Avec cette pandémie venue de l’Empire du milieu nous avons du accepter la fermeture des restaurants et aussi des cafés, ces lieux de culture à la française, de convivialité gastronomique et œnologique, ce parlement du peuple pour paraphraser Balzac.
Ne dit-on pas que c’est là que trouvent naissance les brèves de comptoir, les rumeurs, mais aussi les ruptures et les retrouvailles, ou l’on fête des heureux événements mais aussi les jours sombres autour d’un vin d’honneur à la sortie du cimetière. C’est aux bistrots qu’on refait le monde sur le zinc, où pauvres et riches, jeunes et vieux se mélangent. Le café, qu’il soit « de la gare », « du bon coin », « du marché » ou « du port » représente un microcosme social incomparable dans notre société.

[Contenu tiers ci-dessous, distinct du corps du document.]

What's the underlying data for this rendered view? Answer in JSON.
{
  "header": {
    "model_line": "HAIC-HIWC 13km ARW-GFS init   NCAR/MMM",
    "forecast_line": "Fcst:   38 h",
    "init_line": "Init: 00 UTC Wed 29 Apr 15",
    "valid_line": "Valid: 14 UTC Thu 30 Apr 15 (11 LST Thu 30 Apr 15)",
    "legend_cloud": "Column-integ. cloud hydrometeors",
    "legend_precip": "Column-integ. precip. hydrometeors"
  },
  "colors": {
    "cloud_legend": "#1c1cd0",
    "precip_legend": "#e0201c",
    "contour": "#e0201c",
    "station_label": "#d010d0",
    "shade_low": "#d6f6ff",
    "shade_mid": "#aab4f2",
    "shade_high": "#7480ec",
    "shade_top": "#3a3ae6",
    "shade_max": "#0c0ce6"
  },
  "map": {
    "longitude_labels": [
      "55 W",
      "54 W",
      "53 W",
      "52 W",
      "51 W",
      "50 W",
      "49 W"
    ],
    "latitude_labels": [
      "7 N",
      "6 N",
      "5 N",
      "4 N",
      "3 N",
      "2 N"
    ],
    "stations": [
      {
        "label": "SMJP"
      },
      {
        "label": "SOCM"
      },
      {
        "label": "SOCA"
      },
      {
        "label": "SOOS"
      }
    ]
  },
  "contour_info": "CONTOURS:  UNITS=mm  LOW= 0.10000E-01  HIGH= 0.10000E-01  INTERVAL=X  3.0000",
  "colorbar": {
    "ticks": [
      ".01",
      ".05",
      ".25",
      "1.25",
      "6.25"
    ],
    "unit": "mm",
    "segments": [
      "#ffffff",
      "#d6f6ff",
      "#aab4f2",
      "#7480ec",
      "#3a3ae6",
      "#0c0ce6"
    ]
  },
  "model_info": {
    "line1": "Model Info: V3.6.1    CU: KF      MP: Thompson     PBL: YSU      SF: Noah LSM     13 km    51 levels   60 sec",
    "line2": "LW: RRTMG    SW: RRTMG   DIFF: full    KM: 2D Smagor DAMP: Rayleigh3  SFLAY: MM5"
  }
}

Déjà, avant la Covid 19, nos troquets déclinaient à la vitesse grand V et les avis d’obsèques étaient nombreux, passant de 45 000 à 38 000 entre 2011 et 2016. Avec les faillites annoncées combien en restera-t-il à la fin de la pandémie ? Un bistrot qui ferme c’est le moral des français un peu plus en berne. Adieu la belle ambiance de Vincent, François, Paul … et les autres de Claude Sautet avec Michel Piccoli et Serge Reggiani. C’était en 1974, une autre époque.
Plus d’apéro, de petit café, plus de plaisanteries graveleuses autour de la serveuse du patron, de clopes grillées en terrasse, nos assistons impuissants à un effondrement anthropologique, en plus d’une casse économique et sociale. Aujourd’hui les clients sont tristes et les quartiers en deuil de leurs bars.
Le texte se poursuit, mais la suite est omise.